Market reports indicate that since the US and Israel launched military strikes against Iran on February 28, Iran's comprehensive blockade of the Strait of Hormuz, the first such action in history, has had an epic-scale impact. The blockade, now nearly two months old as of April 2026, has severed a vital shipping route. Approximately one-fifth of global oil transportation, nearly one-third of methanol trade, and significant supplies of sulfur and ethylene glycol have been cut off. The supply chain for basic chemical raw materials is almost entirely dependent on passage through the Strait of Hormuz.
A recent Goldman Sachs report states that prices for basic chemical products have surged over 60% in recent weeks, marking the fastest rate of increase on record. The speed and magnitude of the price hikes are double those seen during the 2022 European energy crisis. Currently, about 20% of the global supply of chemical products has been disrupted. Supply is unlikely to recover in the short term, with the earliest potential relief for physical supply in Europe and Asia not expected until the third quarter of 2026, raising risks of further price increases.
Entering April and May, industry giants including Dow Chemical, Covestro, and Japan's Tosoh have successively announced price increases, covering core products such as polyethylene, MDI, HDI, and polyurethane system materials. This has intensified the upward price trend that began early in the year. On April 27, BASF issued another price increase announcement, declaring a further global price hike of up to 25% for antioxidants, processing stabilizers, and light stabilizers used in plastic applications. The company explicitly attributed this round of price adjustments to comprehensive increases in raw material, energy, and logistics costs resulting from the military conflict in the Middle East.
A CITIC Securities research report suggests that the introduction of carbon neutrality assessment measures provides another catalyst for the chemical supply side. The formal implementation of the "Carbon Peak and Carbon Neutrality Comprehensive Evaluation and Assessment Measures" specifies that starting from the 2026 assessment cycle, provincial-level Party committees and governments will undergo comprehensive evaluation. The assessment includes control indicators and support indicators. The results will serve as an important reference for the comprehensive evaluation, selection, appointment, and supervision of provincial-level leadership teams and relevant leading cadres. The move into the implementation phase of "Dual Carbon" goals signifies rising costs, accelerated capacity rationalization, and industry upgrading for the typically high-energy-consumption chemical sector.
A Guojin Securities report notes that against the backdrop of剧烈 oil price fluctuations, overall attention on the chemical industry has significantly increased, with the sector's allocation weight continuing to rise. Considering that the current sector expansion cycle is largely over, profitability for most sub-sectors remains at a relatively low point in the cycle, and the valuation attractiveness of some segments temporarily impacted by the oil price surge is beginning to emerge after adjustments, the report maintains a positive outlook on investment opportunities within the broad chemical sector.

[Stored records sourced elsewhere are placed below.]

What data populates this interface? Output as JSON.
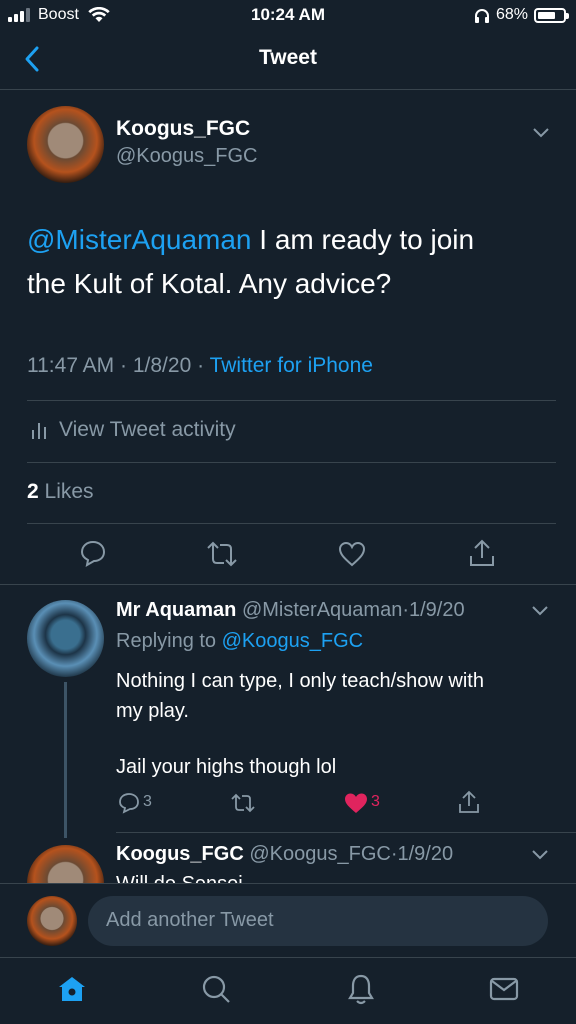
{
  "status_bar": {
    "carrier": "Boost",
    "time": "10:24 AM",
    "battery": "68%"
  },
  "header": {
    "title": "Tweet"
  },
  "tweet": {
    "display_name": "Koogus_FGC",
    "handle": "@Koogus_FGC",
    "mention": "@MisterAquaman",
    "text_rest_1": " I am ready to join",
    "text_line_2": "the Kult of Kotal. Any advice?",
    "time": "11:47 AM",
    "sep1": "·",
    "date": "1/8/20",
    "sep2": "·",
    "source": "Twitter for iPhone",
    "activity_label": "View Tweet activity",
    "likes_count": "2",
    "likes_label": "Likes"
  },
  "reply1": {
    "display_name": "Mr Aquaman",
    "handle": "@MisterAquaman",
    "sep": "·",
    "date": "1/9/20",
    "replying_prefix": "Replying to",
    "replying_handle": "@Koogus_FGC",
    "line1": "Nothing I can type, I only teach/show with",
    "line2": "my play.",
    "line3": "Jail your highs though lol",
    "reply_count": "3",
    "like_count": "3",
    "like_color": "#e0245e"
  },
  "reply2": {
    "display_name": "Koogus_FGC",
    "handle": "@Koogus_FGC",
    "sep": "·",
    "date": "1/9/20",
    "text": "Will do Sensei"
  },
  "composer": {
    "placeholder": "Add another Tweet"
  },
  "tabbar": {
    "icons": [
      "home-icon",
      "search-icon",
      "notifications-icon",
      "messages-icon"
    ]
  },
  "colors": {
    "background": "#15202b",
    "accent": "#1da1f2",
    "muted": "#8899a6",
    "border": "#38444d"
  }
}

Hong Kong-listed stocks related to the chemical industry chain include: China Petroleum & Chemical Corporation (00386), Shanghai Petrochemical Co., Ltd. (00338), SINOPEC Engineering (Group) Co., Ltd. (02386), CHINA SANJIANG (02198), CHINA RISUN GP (01907), Yip's Chemical Holdings Limited (00408), Wuhan Organic (02881), Liwayway Chemical (00746), Tiande Chemical (00609), among others.
Hong Kong-listed fertilizer-related stocks include: China XLX Fertiliser (01866), CNOOC Chemical (03983), Sinofert Holdings (00297).